Поел дед, усы и бороду полотенцем вытер.
— Я тебе сказывал, что был я парень молодец-удалец. И нраву веселого. Да и ласковое слово в кармане не прятал, за что девки и любили меня и погулять со мной за большую честь почитали. И сколько ходить бы мне в женихах — того я не знаю, да вот на двадцать третьем году пересеклись наши дорожки с Глашей. Не скажу, чтоб лицом она была краше других, только стал я к тому времени уже понимать, что красота — не главный у девки козырь. Красота, говорят, до венца. А вот как потом жить — не тужить, горя не знать и нраву веселого не лишиться?

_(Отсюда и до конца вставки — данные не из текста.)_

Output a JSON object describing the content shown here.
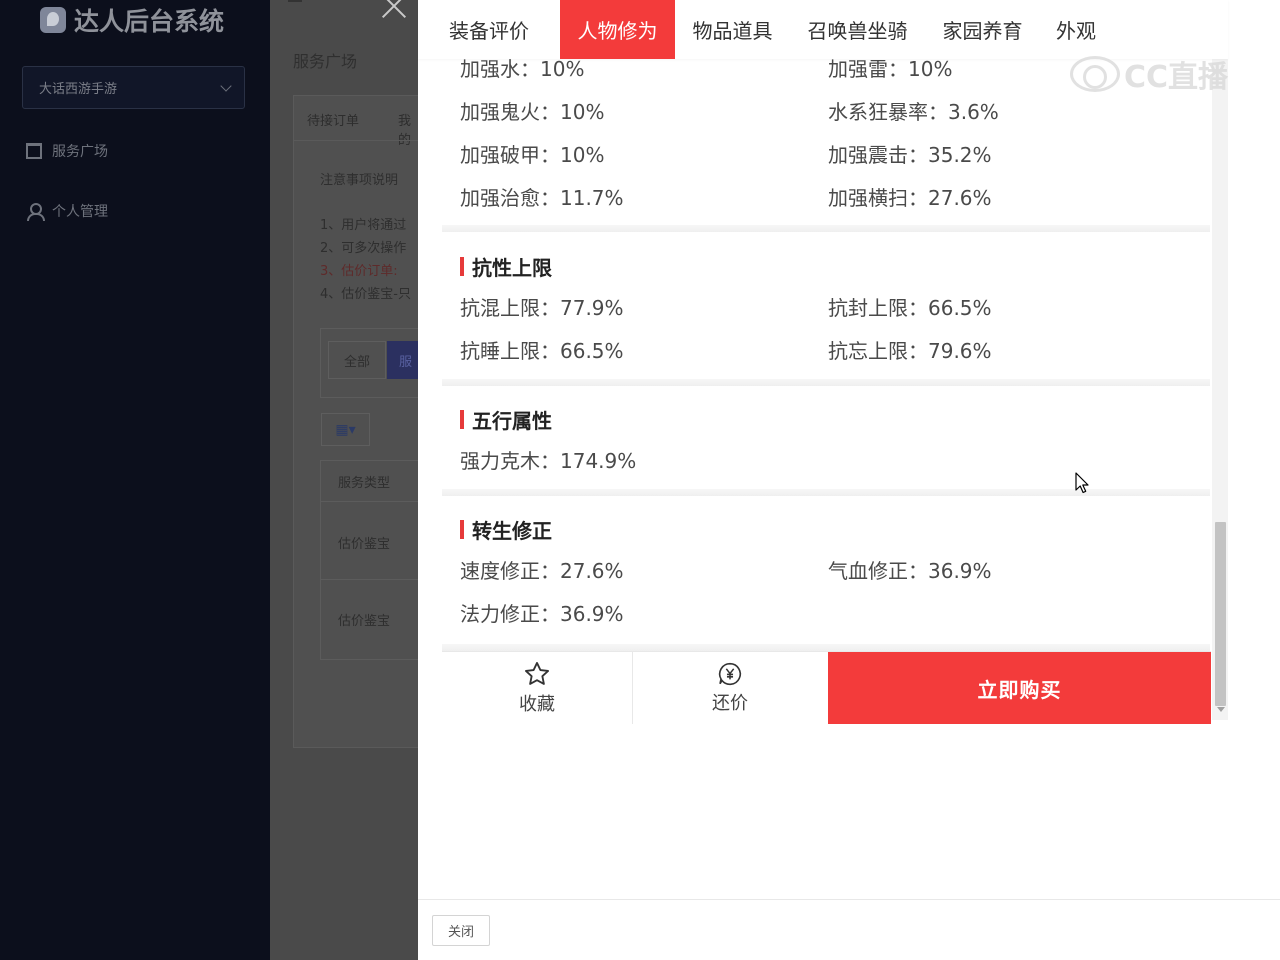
{
  "app": {
    "title": "达人后台系统",
    "game_select": "大话西游手游",
    "nav": [
      {
        "label": "服务广场"
      },
      {
        "label": "个人管理"
      }
    ],
    "page_title": "服务广场",
    "tabs": [
      "待接订单",
      "我的"
    ],
    "notice_title": "注意事项说明",
    "notice_lines": [
      "1、用户将通过",
      "2、可多次操作",
      "3、估价订单:",
      "4、估价鉴宝-只"
    ],
    "filters": [
      "全部",
      "服"
    ],
    "table_header": "服务类型",
    "table_rows": [
      "估价鉴宝",
      "估价鉴宝"
    ]
  },
  "modal": {
    "tabs": [
      {
        "label": "装备评价",
        "active": false
      },
      {
        "label": "人物修为",
        "active": true
      },
      {
        "label": "物品道具",
        "active": false
      },
      {
        "label": "召唤兽坐骑",
        "active": false
      },
      {
        "label": "家园养育",
        "active": false
      },
      {
        "label": "外观",
        "active": false
      }
    ],
    "top_rows": [
      {
        "left": "加强水：10%",
        "right": "加强雷：10%"
      },
      {
        "left": "加强鬼火：10%",
        "right": "水系狂暴率：3.6%"
      },
      {
        "left": "加强破甲：10%",
        "right": "加强震击：35.2%"
      },
      {
        "left": "加强治愈：11.7%",
        "right": "加强横扫：27.6%"
      }
    ],
    "sections": [
      {
        "title": "抗性上限",
        "rows": [
          {
            "left": "抗混上限：77.9%",
            "right": "抗封上限：66.5%"
          },
          {
            "left": "抗睡上限：66.5%",
            "right": "抗忘上限：79.6%"
          }
        ]
      },
      {
        "title": "五行属性",
        "rows": [
          {
            "left": "强力克木：174.9%",
            "right": ""
          }
        ]
      },
      {
        "title": "转生修正",
        "rows": [
          {
            "left": "速度修正：27.6%",
            "right": "气血修正：36.9%"
          },
          {
            "left": "法力修正：36.9%",
            "right": ""
          }
        ]
      }
    ],
    "actions": {
      "favorite": "收藏",
      "bargain": "还价",
      "buy": "立即购买"
    },
    "close": "关闭"
  },
  "watermark": "CC直播",
  "colors": {
    "accent": "#f33b3b",
    "sidebar": "#0c0f1c",
    "section_bar": "#e63a3a"
  }
}
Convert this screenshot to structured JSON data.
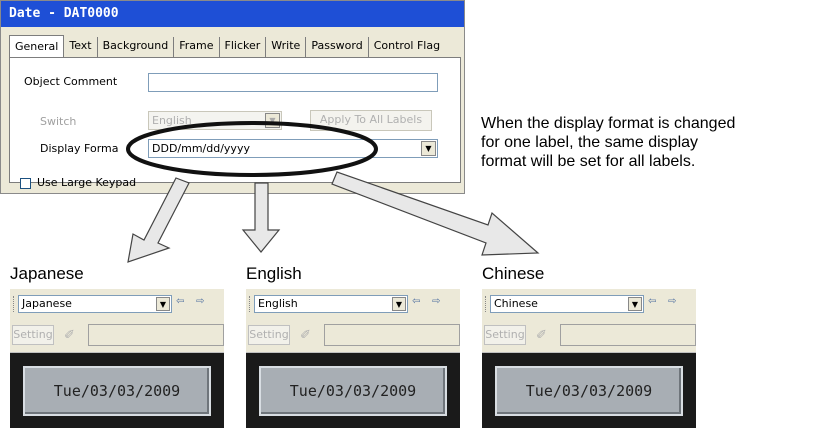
{
  "dialog": {
    "title": "Date - DAT0000",
    "tabs": [
      "General",
      "Text",
      "Background",
      "Frame",
      "Flicker",
      "Write",
      "Password",
      "Control Flag"
    ],
    "object_comment_label": "Object Comment",
    "object_comment_value": "",
    "switch_label": "Switch",
    "switch_value": "English",
    "apply_button": "Apply To All Labels",
    "display_format_label": "Display Forma",
    "display_format_value": "DDD/mm/dd/yyyy",
    "use_large_keypad_label": "Use Large Keypad",
    "use_large_keypad_checked": false
  },
  "note": {
    "line1": "When the display format is changed",
    "line2": "for one label, the same display",
    "line3": "format will be set for all labels."
  },
  "panels": [
    {
      "heading": "Japanese",
      "select_value": "Japanese",
      "setting_label": "Setting",
      "display_value": "Tue/03/03/2009"
    },
    {
      "heading": "English",
      "select_value": "English",
      "setting_label": "Setting",
      "display_value": "Tue/03/03/2009"
    },
    {
      "heading": "Chinese",
      "select_value": "Chinese",
      "setting_label": "Setting",
      "display_value": "Tue/03/03/2009"
    }
  ],
  "icons": [
    "dropdown-arrow-icon",
    "label-prev-icon",
    "label-next-icon",
    "pen-icon",
    "arrow-icon"
  ]
}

Вижу: вроде получается у нас песня. Свидимся с вечера, а расстаться никак не можем. Хоть утро встречай на бревнышке. И все больше разговоры промеж нас, шутки. Я говорун, а и Глаша не молчунья. Хотя и слушать умела. Большая мастерица была слушать. Просит бывало: «Расскажи, Проша, еще чего. Слушать больно тебя интересно». А я говорю: «Теперь ты рассказывай». — «Нет, говорит, лучше ты. А я послухаю». И смеется: «Знаешь, говорит, почему рот у человека один, а уха два? Чтоб услышать больше».
И всякий раз сидели бы мы до утра, все говорили бы и прощались, да больно уж строгий был у нее отец. Откроет окошко и кричит: «Глашка! Сколь повторять? Иди домой!» А потом и вовсе не велел выходить ей ко мне. Из богатых он был, до революции лавку имел. А я что — веселый да голый. Одни руки. Видишь, положение какое! Глаша со всей душой ко мне, и я без нее не могу, так отец — стеной промеж нас. Я Глаше толкую: раз отца не переиначить, то один выход — идти поперек его, отцовой, воли. Не прежнее, говорю, время, чтоб во всем исполнять волю родителей. Сами хозяева. В ту пору уже про колхозы толки-разговоры шли. Не пропадем, говорю: четыре руки, две головы, да любовь-душа посередке. Она слушает, кивает, но пуще всего отца страшится. Отец-то, когда увидел, что не по его выходит, вконец освирепел. «Кнутом, кричит, забью! На порог родного дома не ступишь!» Видишь, зверюга какой! Даром что новой власти уже боле десяти годов было.
Ну, что тут делать? Никак не решается Глаша поперек отца идти. Слезьми обливается. «Видно, не судьба, говорит, Проша. Отступись от меня». И что ж, Петруха, удумал я?
Дед посмотрел на меня весело. Стукнул кулаком по столу.
— Ах так, — говорю я своей Глаше, — не плачь тогда обо мне, не лей горючи слезы, прощевай, говорю, дорогая-любимая, а жизни мне без тебя все равно нету. — Забежал я в церковь да скорей по лесенке — на самый верх. Схватился рукой за колокол, на самый краешек встал и кричу: — Прощавай, Глашенька!